Each survey has at least one stratum record in the table t_stratum
(Table 2). Strata are each given a stratum code, recorded as the
attribute stratum, which is unique within a survey. Non-stratified
surveys effectively become single stratum surveys and are given a
default stratum record.
Within each stratum, transect lines are established for sampling
and these transect details are recorded in the table t_transect
(Table 3). Transect are identified by the attribute transect that is
unique within a stratum. Positions of the start of transects are
recorded in the attributes latitude, longitude, and E_W. The
attribute phase records the phase number for transects in two-phase
surveys.
Along these transect lines quadrats are sampled. Quadrats are
usually a box-like frame that is pressed into the sand until the top
is level with the beach surface. This defines a fixed area and depth
that is then sampled. Quadrat records are recorded in the table
t_quadrat (Table 4). Individual quadrats are identified either as a
sequential number along a transect line, or as a distance along the
transect line. In some surveys, the position of each quadrat is
recorded as x and y coordinates from some fixed point in the stratum.
These coordinates are recorded in the attributes x_coord and y_coord
respectively.
Quadrats may require several replicates, for example when sand is
sieved in two different grades of sieve mesh. Replicate details,
including date sampled and mesh size, are recorded in the table
t_replicate (Table 5).
The catch for each species, as a result of sieving, is recorded in
the table t_catch (Table 6).
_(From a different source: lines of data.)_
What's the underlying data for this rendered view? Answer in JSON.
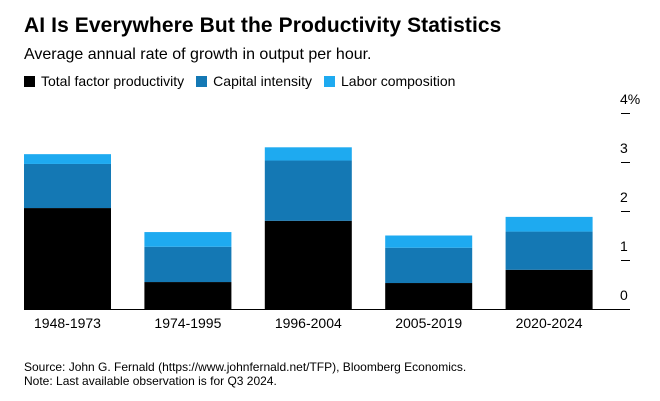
{
  "chart_data": {
    "type": "bar",
    "stacked": true,
    "title": "AI Is Everywhere But the Productivity Statistics",
    "subtitle": "Average annual rate of growth in output per hour.",
    "categories": [
      "1948-1973",
      "1974-1995",
      "1996-2004",
      "2005-2019",
      "2020-2024"
    ],
    "series": [
      {
        "name": "Total factor productivity",
        "color": "#000000",
        "values": [
          2.06,
          0.55,
          1.8,
          0.53,
          0.8
        ]
      },
      {
        "name": "Capital intensity",
        "color": "#1478b4",
        "values": [
          0.9,
          0.72,
          1.23,
          0.72,
          0.78
        ]
      },
      {
        "name": "Labor composition",
        "color": "#1eaaf0",
        "values": [
          0.2,
          0.3,
          0.27,
          0.25,
          0.3
        ]
      }
    ],
    "y_ticks": [
      {
        "value": 0,
        "label": "0"
      },
      {
        "value": 1,
        "label": "1"
      },
      {
        "value": 2,
        "label": "2"
      },
      {
        "value": 3,
        "label": "3"
      },
      {
        "value": 4,
        "label": "4%"
      }
    ],
    "ylim": [
      0,
      4
    ],
    "y_axis_position": "right",
    "grid": false
  },
  "footer": {
    "source": "Source: John G. Fernald (https://www.johnfernald.net/TFP), Bloomberg Economics.",
    "note": "Note: Last available observation is for Q3 2024."
  }
}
The catch of a species may be
represented by: a number of specimens caught (as represented by the
attribute no_fish); and/or the total species weight (as represented
by the attribute weight). The attribute lf_taken is a Y/N flag to
indicate whether length frequencies were taken for that particular
species. There are three attributes within t_catch, which are codes
to define various methodologies, and as a result, have referential
constraints to tables in the rdb database (Figure 2):
samp_meth - a code to indicate the method used to select
which shellfish were selected for further sampling.
meas_meth - a code to indicate the method used to measure the
lengths of individual shellfish for length frequencies.
wt_meth - a code to indicate the method by which the species
weight was calculated.
Definitions of these three codes can be found in the tables
t_samp_sel_codes, t_fish_meas_codes, and t_wgt_meth_codes
respectively in the rdb database. Similarly, the attribute species is
also constrained by a referential to the table curr_spp in the rdb
database.
Length frequencies are recorded in the table t_length (Table 7)
with the attribute no_a recording the number of shellfish at lgth,
the millimetre class The attribute percent_samp represents the
percentage of the total catch, as recorded in t_catch, which was
measured.
Lengths and weights of individual
shellfish are recorded in the table t_lgth_wgt (Table 8). These
lengths are included in the length frequencies as recorded in
t_length.
Often, beach surveys target discrete beds of a particular flora or
fauna species; e.g. Ulva (sea lettuce) or toheroa beds. These beds
are usually identified by previous surveys or by earlier phases of
the same survey. The dimension and location details for such beds are
recorded in the table t_bed (Table 9). The densities of these species
within these beds are recorded in the table t_bed_density (Table 10).